Wednesday, June 15, 2005

Intelligent Design

At the end of the day the argument between the proponents of intelligent design and the neo-Darwinists is one about the nature of intelligence itself.

The ID camp can't handle the idea that life took shape as the result of a process that was mindless - which is the clear implication of the work of materialist philosophers like Daniel Dennet.

No, they say, life-forms look like they were designed by an intelligent designer, ergo they were.

Now when they argue that random mutation coupled with natural selection can't account for all the biochemical intricacies we see in Nature they may actually have a point, but their alternative explanation requires the intervention of intelligence from outside Nature.

You get the impression that while the materialists see self-conscious intelligence as a bizarre aberration within a mindless material universe - our peculiar aberration as people - the ID camp regard the source of intelligent design as some sort of super-person with essentially the same mental attributes of an ordinary human being but generally operating on an infinite scale.

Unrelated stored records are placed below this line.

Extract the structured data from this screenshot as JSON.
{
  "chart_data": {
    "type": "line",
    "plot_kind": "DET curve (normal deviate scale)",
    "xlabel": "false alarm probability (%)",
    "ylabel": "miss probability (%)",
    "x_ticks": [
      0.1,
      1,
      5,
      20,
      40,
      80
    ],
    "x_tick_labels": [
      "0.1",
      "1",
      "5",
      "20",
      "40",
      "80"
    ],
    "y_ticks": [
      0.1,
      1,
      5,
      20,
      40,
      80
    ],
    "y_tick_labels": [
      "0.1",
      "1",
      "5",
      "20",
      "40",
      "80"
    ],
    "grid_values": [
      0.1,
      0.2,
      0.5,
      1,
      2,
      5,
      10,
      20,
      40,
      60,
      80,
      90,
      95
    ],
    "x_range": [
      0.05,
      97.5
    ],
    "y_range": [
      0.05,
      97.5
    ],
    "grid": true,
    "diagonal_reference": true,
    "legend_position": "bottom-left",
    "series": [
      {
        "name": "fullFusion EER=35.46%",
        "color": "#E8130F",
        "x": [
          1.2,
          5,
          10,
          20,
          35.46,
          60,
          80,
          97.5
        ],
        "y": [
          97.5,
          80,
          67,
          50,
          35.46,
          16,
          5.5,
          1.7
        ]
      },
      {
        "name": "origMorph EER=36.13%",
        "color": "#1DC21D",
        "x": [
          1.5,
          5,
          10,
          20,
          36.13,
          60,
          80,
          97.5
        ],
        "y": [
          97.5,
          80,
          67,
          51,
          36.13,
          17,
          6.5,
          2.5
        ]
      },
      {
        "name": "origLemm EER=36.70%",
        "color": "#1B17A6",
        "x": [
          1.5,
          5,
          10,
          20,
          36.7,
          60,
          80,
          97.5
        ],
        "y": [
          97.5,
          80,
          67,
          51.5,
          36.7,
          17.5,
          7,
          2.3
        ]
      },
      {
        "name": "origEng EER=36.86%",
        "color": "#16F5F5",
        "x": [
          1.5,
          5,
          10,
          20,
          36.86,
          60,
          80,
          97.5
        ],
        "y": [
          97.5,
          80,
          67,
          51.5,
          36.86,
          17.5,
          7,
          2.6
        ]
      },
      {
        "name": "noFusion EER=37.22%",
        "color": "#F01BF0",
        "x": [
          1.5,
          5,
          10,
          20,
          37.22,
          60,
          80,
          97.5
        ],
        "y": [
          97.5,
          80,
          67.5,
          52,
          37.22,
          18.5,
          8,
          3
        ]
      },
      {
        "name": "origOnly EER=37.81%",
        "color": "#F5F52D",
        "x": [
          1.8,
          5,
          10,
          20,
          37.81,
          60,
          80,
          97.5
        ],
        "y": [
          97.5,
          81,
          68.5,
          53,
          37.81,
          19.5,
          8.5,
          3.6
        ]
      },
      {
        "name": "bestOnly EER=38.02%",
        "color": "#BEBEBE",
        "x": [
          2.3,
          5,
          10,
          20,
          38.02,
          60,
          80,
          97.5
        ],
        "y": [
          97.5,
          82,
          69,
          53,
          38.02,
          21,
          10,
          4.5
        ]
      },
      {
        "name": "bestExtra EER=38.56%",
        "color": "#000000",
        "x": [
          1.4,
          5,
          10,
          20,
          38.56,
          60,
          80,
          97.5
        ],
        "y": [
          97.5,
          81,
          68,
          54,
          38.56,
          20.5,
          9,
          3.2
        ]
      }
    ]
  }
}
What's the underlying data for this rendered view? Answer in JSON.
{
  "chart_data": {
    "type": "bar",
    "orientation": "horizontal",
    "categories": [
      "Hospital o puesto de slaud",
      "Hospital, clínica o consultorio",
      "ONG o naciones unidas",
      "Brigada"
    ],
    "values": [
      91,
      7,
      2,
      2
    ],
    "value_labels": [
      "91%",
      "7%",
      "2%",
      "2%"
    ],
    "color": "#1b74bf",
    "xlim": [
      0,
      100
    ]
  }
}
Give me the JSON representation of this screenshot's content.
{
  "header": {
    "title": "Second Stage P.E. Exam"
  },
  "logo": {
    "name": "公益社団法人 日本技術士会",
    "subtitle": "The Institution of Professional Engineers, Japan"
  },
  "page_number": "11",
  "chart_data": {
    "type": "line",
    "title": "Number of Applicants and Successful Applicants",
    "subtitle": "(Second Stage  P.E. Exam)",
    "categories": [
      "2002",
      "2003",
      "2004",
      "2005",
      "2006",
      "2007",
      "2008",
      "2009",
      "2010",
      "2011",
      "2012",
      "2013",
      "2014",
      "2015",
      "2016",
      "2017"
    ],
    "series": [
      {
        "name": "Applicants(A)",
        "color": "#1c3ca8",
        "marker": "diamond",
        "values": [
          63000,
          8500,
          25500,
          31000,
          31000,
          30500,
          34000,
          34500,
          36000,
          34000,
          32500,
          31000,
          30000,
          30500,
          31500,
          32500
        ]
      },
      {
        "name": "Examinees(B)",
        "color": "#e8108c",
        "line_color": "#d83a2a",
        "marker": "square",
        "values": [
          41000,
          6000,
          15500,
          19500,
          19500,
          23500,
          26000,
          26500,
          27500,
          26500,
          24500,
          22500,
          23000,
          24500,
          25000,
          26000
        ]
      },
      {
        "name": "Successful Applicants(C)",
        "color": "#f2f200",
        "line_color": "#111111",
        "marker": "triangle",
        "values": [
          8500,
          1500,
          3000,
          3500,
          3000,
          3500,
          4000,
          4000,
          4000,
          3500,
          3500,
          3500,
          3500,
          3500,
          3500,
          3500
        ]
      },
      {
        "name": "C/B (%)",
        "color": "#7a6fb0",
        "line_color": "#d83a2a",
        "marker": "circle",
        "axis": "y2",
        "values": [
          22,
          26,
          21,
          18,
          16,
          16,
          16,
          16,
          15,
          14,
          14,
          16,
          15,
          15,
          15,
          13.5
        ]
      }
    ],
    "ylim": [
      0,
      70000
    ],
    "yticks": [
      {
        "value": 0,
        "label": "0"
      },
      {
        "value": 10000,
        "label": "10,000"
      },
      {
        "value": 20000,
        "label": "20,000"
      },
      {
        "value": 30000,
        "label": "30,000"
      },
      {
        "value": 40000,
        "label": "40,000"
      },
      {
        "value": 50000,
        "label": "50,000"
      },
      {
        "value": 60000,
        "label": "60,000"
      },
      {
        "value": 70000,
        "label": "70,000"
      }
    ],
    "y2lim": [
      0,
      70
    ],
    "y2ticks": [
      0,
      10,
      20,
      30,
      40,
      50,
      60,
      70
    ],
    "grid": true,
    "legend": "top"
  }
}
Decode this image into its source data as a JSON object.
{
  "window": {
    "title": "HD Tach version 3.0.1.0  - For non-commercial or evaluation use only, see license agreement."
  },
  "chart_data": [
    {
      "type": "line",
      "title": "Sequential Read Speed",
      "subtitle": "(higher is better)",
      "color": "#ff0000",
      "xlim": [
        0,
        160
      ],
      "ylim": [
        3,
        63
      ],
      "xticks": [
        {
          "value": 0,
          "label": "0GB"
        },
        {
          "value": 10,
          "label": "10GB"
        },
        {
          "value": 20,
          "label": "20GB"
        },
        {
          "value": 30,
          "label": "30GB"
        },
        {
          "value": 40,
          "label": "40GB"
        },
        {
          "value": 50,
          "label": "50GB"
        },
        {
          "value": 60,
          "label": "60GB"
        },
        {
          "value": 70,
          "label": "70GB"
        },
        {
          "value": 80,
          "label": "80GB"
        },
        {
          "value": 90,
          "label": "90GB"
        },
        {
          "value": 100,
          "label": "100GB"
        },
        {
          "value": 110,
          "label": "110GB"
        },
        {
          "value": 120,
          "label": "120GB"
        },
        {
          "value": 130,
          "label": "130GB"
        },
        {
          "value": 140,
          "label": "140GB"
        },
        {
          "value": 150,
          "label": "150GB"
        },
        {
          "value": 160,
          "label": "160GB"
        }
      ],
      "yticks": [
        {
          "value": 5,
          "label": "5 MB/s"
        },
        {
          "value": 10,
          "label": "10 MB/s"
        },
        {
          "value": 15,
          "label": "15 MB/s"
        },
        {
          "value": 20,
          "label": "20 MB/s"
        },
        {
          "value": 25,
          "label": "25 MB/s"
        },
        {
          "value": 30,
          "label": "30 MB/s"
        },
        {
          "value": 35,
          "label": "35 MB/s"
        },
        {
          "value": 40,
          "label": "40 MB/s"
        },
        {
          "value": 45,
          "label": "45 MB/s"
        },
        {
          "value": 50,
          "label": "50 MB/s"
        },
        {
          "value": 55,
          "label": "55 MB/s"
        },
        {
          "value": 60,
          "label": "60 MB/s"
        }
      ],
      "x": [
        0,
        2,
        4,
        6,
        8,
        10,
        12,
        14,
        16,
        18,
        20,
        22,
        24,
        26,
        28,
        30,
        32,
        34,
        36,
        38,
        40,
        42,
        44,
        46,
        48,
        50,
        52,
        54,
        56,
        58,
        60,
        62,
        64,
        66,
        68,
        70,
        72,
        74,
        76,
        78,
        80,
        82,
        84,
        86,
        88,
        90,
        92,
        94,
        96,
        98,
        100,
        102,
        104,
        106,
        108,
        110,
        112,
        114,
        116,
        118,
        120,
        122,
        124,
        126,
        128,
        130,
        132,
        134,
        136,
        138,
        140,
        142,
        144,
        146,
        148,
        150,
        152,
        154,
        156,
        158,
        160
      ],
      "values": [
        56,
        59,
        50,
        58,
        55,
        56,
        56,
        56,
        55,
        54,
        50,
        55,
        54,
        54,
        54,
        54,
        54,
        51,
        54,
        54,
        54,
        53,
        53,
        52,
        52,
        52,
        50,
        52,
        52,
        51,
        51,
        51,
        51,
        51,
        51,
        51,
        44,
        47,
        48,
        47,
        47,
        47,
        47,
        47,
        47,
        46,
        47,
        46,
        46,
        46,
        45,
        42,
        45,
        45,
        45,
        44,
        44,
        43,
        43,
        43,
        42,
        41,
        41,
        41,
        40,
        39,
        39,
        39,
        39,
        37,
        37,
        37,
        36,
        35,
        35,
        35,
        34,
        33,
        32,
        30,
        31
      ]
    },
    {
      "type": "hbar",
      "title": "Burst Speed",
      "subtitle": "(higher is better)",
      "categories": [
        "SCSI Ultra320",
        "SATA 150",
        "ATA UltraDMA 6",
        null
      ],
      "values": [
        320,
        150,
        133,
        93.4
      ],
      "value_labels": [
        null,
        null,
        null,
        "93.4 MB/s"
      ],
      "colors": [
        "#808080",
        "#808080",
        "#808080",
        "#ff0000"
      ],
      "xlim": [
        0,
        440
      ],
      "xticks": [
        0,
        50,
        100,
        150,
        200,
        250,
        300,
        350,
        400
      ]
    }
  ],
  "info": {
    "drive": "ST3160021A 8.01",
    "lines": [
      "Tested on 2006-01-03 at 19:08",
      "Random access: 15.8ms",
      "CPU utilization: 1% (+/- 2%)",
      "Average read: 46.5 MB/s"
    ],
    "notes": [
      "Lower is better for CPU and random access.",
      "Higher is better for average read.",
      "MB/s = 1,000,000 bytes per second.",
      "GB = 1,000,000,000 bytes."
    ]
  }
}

The materialists are locked into a worldview that refuses to acknowledge any other way of perceiving reality except as a the cumulative result of the interactions of tiny, individual pieces of matter.

Cosmologists might be telling us that time, randomness, three-dimensional space etc might all be considered artefacts of perception, but the Neo-Ds aren't listening. For them evolution is a sequential algorithm that takes tiny things and under certain conditions and over geological timeframes creates larger, more interesting structures.

They're just not that interested whether along the way it results in patterns (such as intelligence) that mirror fundamental properties and processes of the universe at many different scales and possibly across different dimensions as well.